Docker Layer Caching

If you build Docker images in CI, layer caching isn't optional — it's essential. Without it, every build starts from FROM node:20 and re-downloads everything. Every. Single. Time.

  build-image:
    runs-on: ubuntu-latest
    steps:
      - uses: actions/checkout@v4
 
      - uses: docker/setup-buildx-action@v3
 
      - uses: docker/build-push-action@v5
        with:
          context: .
          push: false
          tags: myapp:${{ github.sha }}
          cache-from: type=gha
          cache-to: type=gha,mode=max

The type=gha cache backend stores layers directly in GitHub's cache, which means zero extra infrastructure. I switched a team from "no Docker caching" to this exact configuration and their image build went from 8 minutes to 90 seconds. The team lead bought me coffee for a week. (Worth it.)

Measure Cache Hit Rates

Pro tip that took me way too long to learn: add a step that logs whether caches were hit or missed. If your cache hit rate is below 80%, your cache keys are too specific and you're barely getting any benefit. If it's at 100% and builds are still slow, your cache might be stale and you're just restoring garbage. Either way, you won't know unless you measure.

Parallel Test Strategies

Here's a law of nature: test suites grow. They never shrink. You will always have more tests next month than this month. If you run them sequentially, your pipeline time grows linearly with your test count, and eventually you're back in the 20+ minute danger zone.
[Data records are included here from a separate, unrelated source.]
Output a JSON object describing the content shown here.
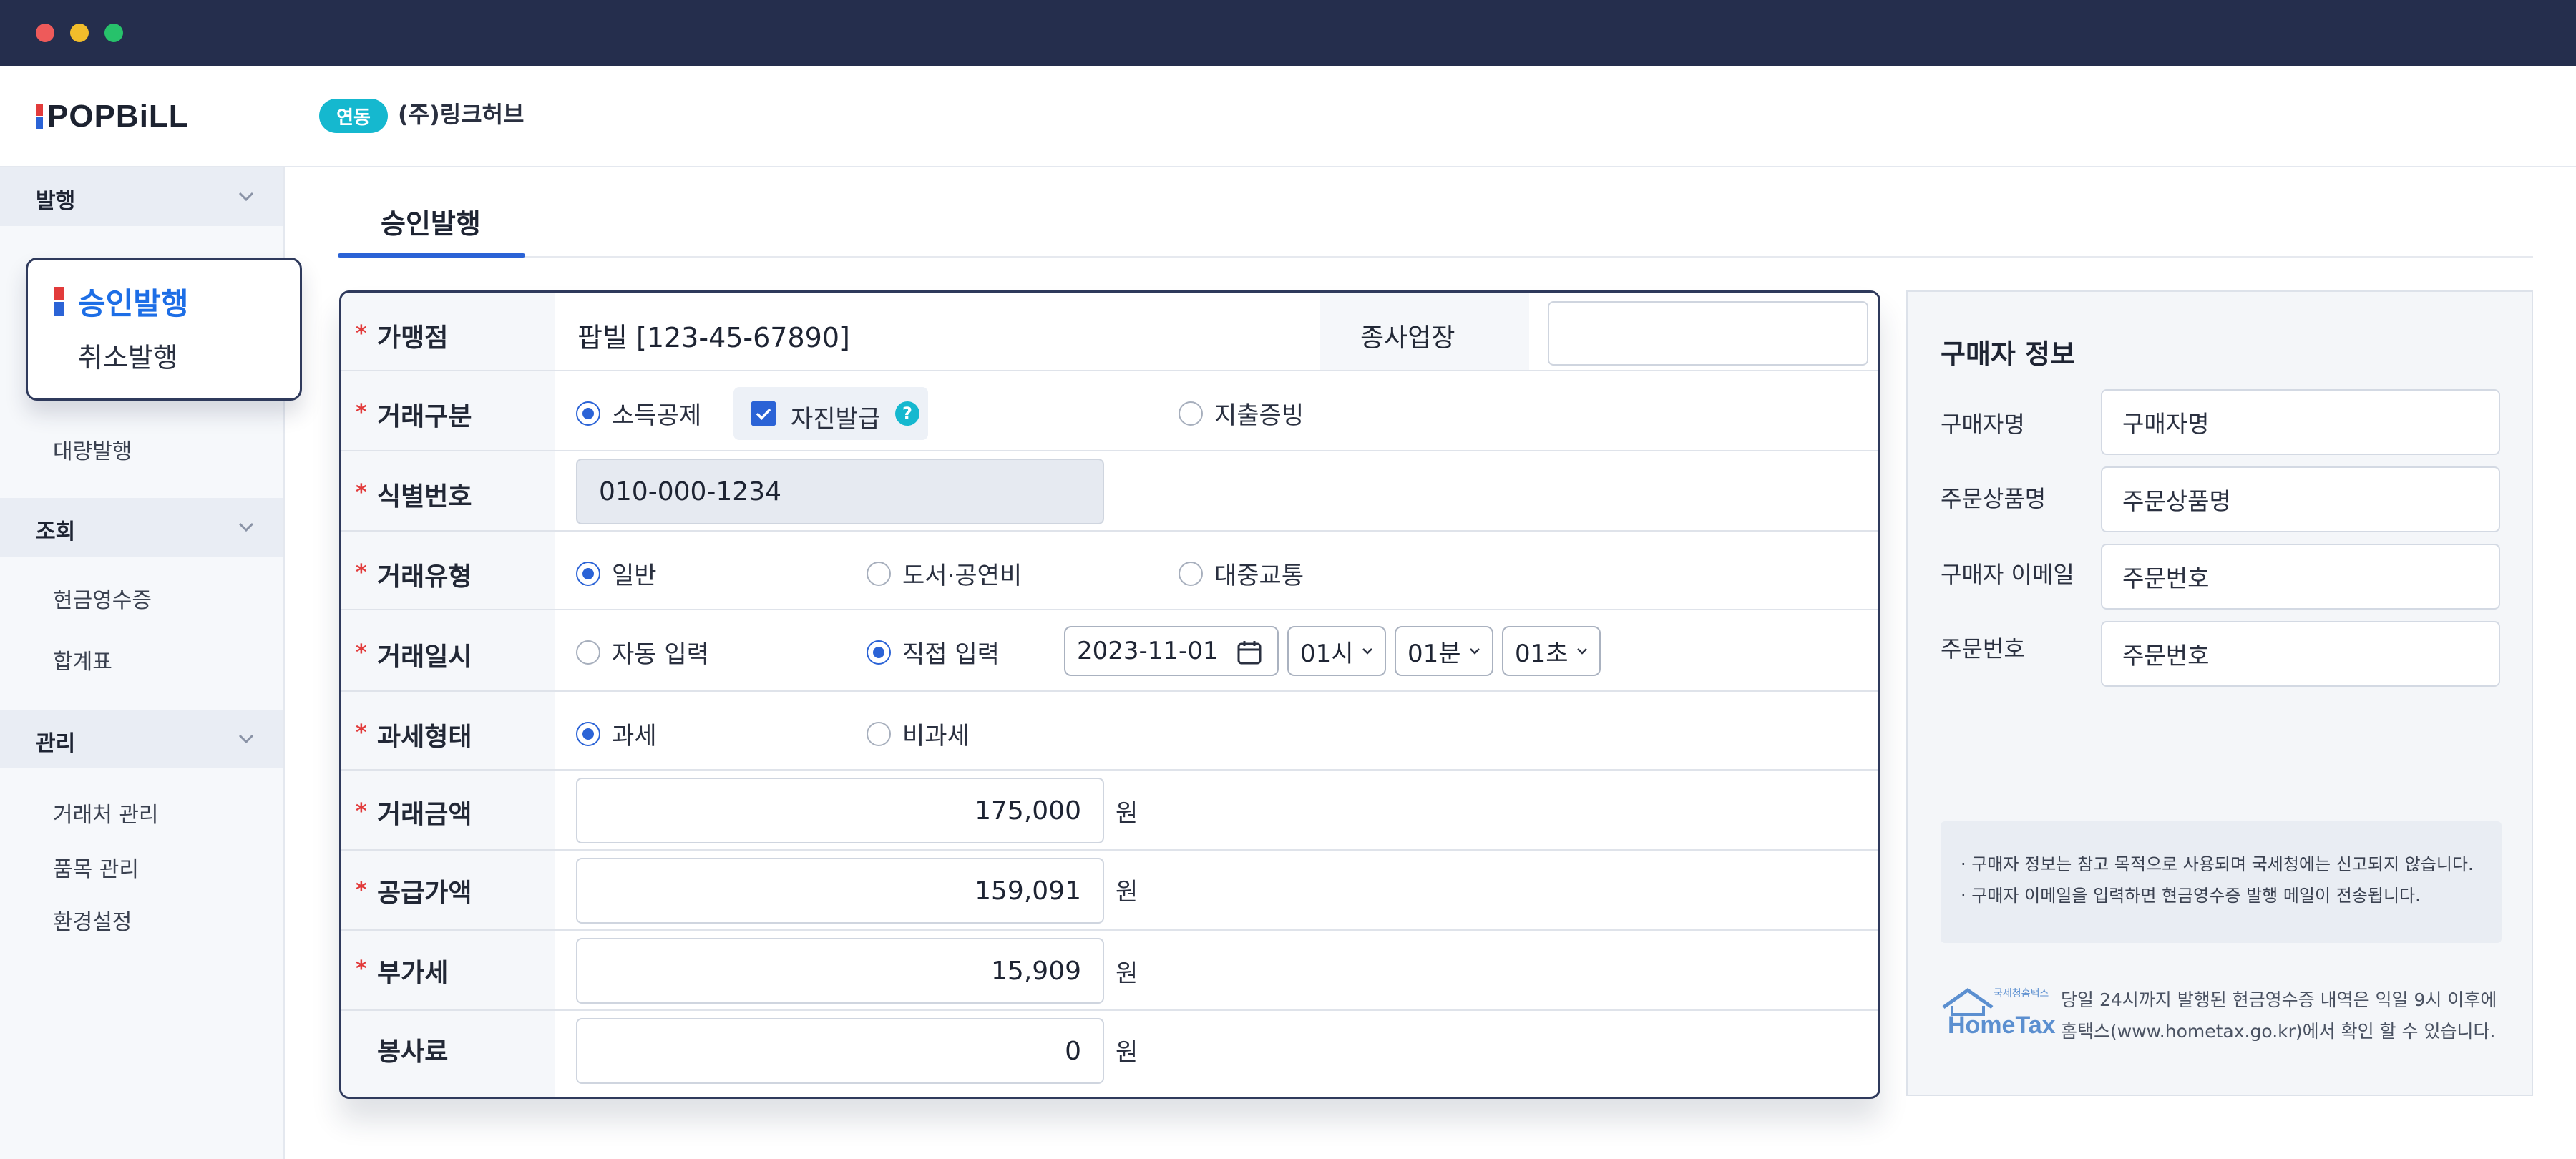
{
  "brand": {
    "logo_text": "POPBiLL",
    "badge": "연동",
    "company": "(주)링크허브"
  },
  "colors": {
    "accent": "#2b63d6",
    "badge": "#15b8cf",
    "required": "#e23b3b",
    "titlebar": "#252e4d"
  },
  "sidebar": {
    "groups": [
      {
        "label": "발행",
        "items": [
          "승인발행",
          "취소발행",
          "대량발행"
        ]
      },
      {
        "label": "조회",
        "items": [
          "현금영수증",
          "합계표"
        ]
      },
      {
        "label": "관리",
        "items": [
          "거래처 관리",
          "품목 관리",
          "환경설정"
        ]
      }
    ],
    "active_item": "승인발행"
  },
  "tab": {
    "label": "승인발행"
  },
  "form": {
    "merchant": {
      "label": "가맹점",
      "value": "팝빌 [123-45-67890]",
      "sub_label": "종사업장",
      "sub_value": ""
    },
    "trade_type": {
      "label": "거래구분",
      "options": [
        "소득공제",
        "지출증빙"
      ],
      "selected": "소득공제",
      "self_issue_label": "자진발급",
      "self_issue_checked": true,
      "help": "?"
    },
    "id_number": {
      "label": "식별번호",
      "value": "010-000-1234"
    },
    "trade_kind": {
      "label": "거래유형",
      "options": [
        "일반",
        "도서·공연비",
        "대중교통"
      ],
      "selected": "일반"
    },
    "trade_date": {
      "label": "거래일시",
      "options": [
        "자동 입력",
        "직접 입력"
      ],
      "selected": "직접 입력",
      "date": "2023-11-01",
      "hour": "01시",
      "minute": "01분",
      "second": "01초"
    },
    "tax_type": {
      "label": "과세형태",
      "options": [
        "과세",
        "비과세"
      ],
      "selected": "과세"
    },
    "amount": {
      "label": "거래금액",
      "value": "175,000",
      "unit": "원"
    },
    "supply": {
      "label": "공급가액",
      "value": "159,091",
      "unit": "원"
    },
    "vat": {
      "label": "부가세",
      "value": "15,909",
      "unit": "원"
    },
    "service": {
      "label": "봉사료",
      "value": "0",
      "unit": "원"
    }
  },
  "buyer": {
    "title": "구매자 정보",
    "fields": [
      {
        "label": "구매자명",
        "value": "구매자명"
      },
      {
        "label": "주문상품명",
        "value": "주문상품명"
      },
      {
        "label": "구매자 이메일",
        "value": "주문번호"
      },
      {
        "label": "주문번호",
        "value": "주문번호"
      }
    ],
    "notes": [
      "· 구매자 정보는 참고 목적으로 사용되며 국세청에는 신고되지 않습니다.",
      "· 구매자 이메일을 입력하면 현금영수증 발행 메일이 전송됩니다."
    ],
    "hometax_logo": "HomeTax",
    "hometax_logo_small": "국세청홈택스",
    "hometax_lines": [
      "당일 24시까지 발행된 현금영수증 내역은 익일 9시 이후에",
      "홈택스(www.hometax.go.kr)에서 확인 할 수 있습니다."
    ]
  }
}
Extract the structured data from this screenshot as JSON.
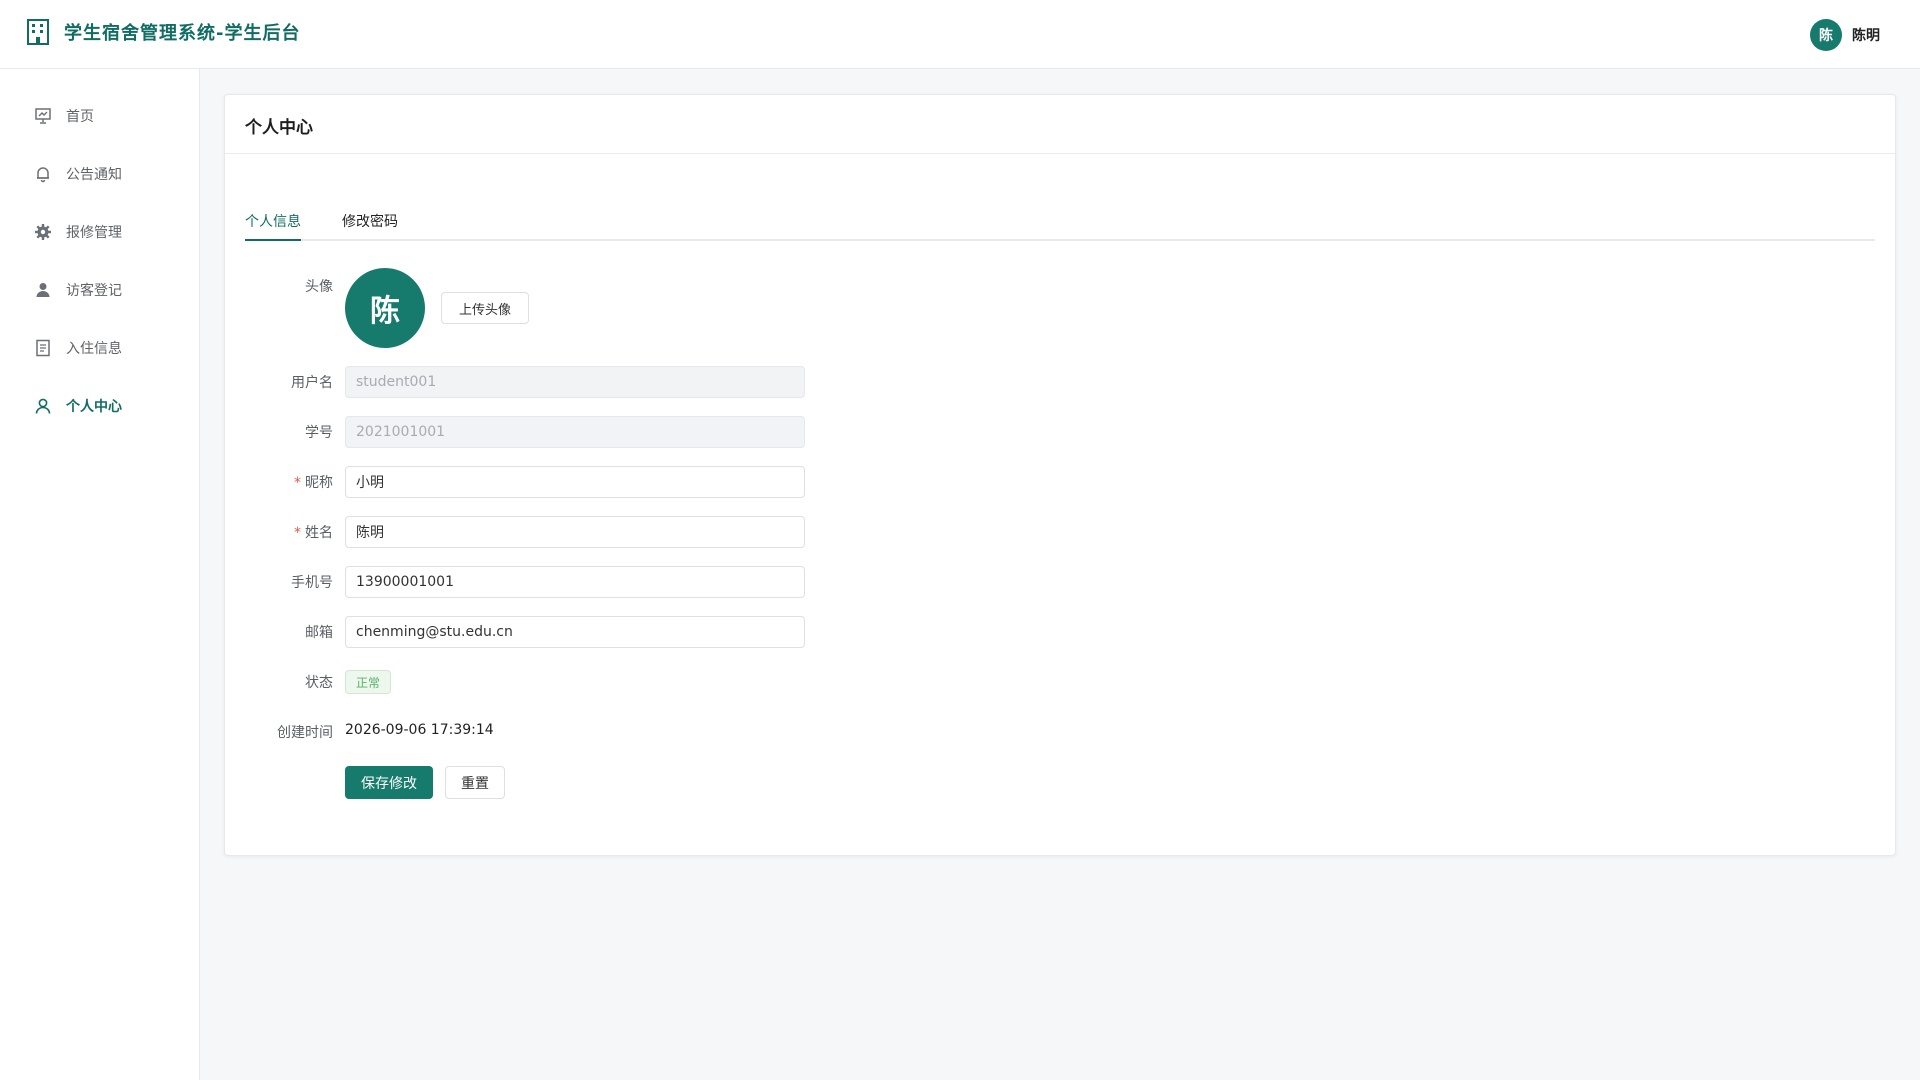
{
  "header": {
    "title": "学生宿舍管理系统-学生后台",
    "user": {
      "avatar_text": "陈",
      "name": "陈明"
    }
  },
  "sidebar": {
    "items": [
      {
        "label": "首页",
        "icon": "presentation-board-icon",
        "active": false
      },
      {
        "label": "公告通知",
        "icon": "bell-icon",
        "active": false
      },
      {
        "label": "报修管理",
        "icon": "gear-icon",
        "active": false
      },
      {
        "label": "访客登记",
        "icon": "user-icon",
        "active": false
      },
      {
        "label": "入住信息",
        "icon": "document-icon",
        "active": false
      },
      {
        "label": "个人中心",
        "icon": "user-outline-icon",
        "active": true
      }
    ]
  },
  "main": {
    "card_title": "个人中心",
    "tabs": [
      {
        "label": "个人信息",
        "active": true
      },
      {
        "label": "修改密码",
        "active": false
      }
    ],
    "form": {
      "avatar_label": "头像",
      "avatar_text": "陈",
      "upload_label": "上传头像",
      "username": {
        "label": "用户名",
        "value": "student001",
        "disabled": true
      },
      "student_no": {
        "label": "学号",
        "value": "2021001001",
        "disabled": true
      },
      "nickname": {
        "label": "昵称",
        "value": "小明",
        "required": true
      },
      "real_name": {
        "label": "姓名",
        "value": "陈明",
        "required": true
      },
      "phone": {
        "label": "手机号",
        "value": "13900001001"
      },
      "email": {
        "label": "邮箱",
        "value": "chenming@stu.edu.cn"
      },
      "status": {
        "label": "状态",
        "value": "正常"
      },
      "created": {
        "label": "创建时间",
        "value": "2026-09-06 17:39:14"
      },
      "save_label": "保存修改",
      "reset_label": "重置"
    }
  },
  "colors": {
    "brand": "#116d63",
    "brand_fill": "#167a6c",
    "status_text": "#5ab26a"
  }
}
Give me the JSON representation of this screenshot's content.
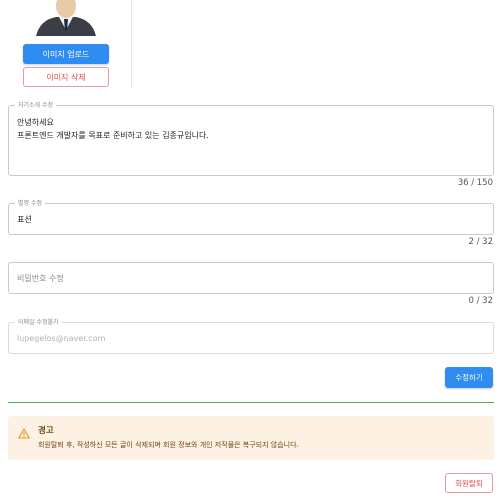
{
  "profile": {
    "upload_label": "이미지 업로드",
    "delete_label": "이미지 삭제"
  },
  "bio": {
    "legend": "자기소개 수정",
    "line1": "안녕하세요",
    "line2": "프론트엔드 개발자를 목표로 준비하고 있는 김종규입니다.",
    "counter": "36 / 150"
  },
  "nickname": {
    "legend": "별명 수정",
    "value": "표션",
    "counter": "2 / 32"
  },
  "password": {
    "placeholder": "비밀번호 수정",
    "counter": "0 / 32"
  },
  "email": {
    "legend": "이메일 수정불가",
    "value": "lupegelos@naver.com"
  },
  "submit_label": "수정하기",
  "warning": {
    "title": "경고",
    "message": "회원탈퇴 후, 작성하신 모든 글이 삭제되며 회원 정보와 개인 저작물은 복구되지 않습니다."
  },
  "withdraw_label": "회원탈퇴",
  "colors": {
    "primary": "#2f8cf0",
    "danger": "#e24a4a",
    "success": "#4caf50",
    "warning_bg": "#fdf1e3"
  }
}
The solution is parallelization, and it's easier than you think.

Sharding with Vitest

Vitest has built-in sharding support, and setting it up is almost criminally simple:

  unit-tests:
    runs-on: ubuntu-latest
    strategy:
      fail-fast: false  # Don't cancel other shards if one fails
      matrix:
        shard: ['1/4', '2/4', '3/4', '4/4']
    steps:
      - uses: actions/checkout@v4
      - uses: actions/setup-node@v4
        with:
          node-version: 20
          cache: 'pnpm'
      - run: pnpm install --frozen-lockfile
      - run: pnpm vitest --reporter=verbose --shard=${{ matrix.shard }}

Four shards means your test suite runs in roughly 1/4 of the time. Yes, you pay for four parallel runners, but runners are cheap and developer time is expensive. I'll take that trade every day.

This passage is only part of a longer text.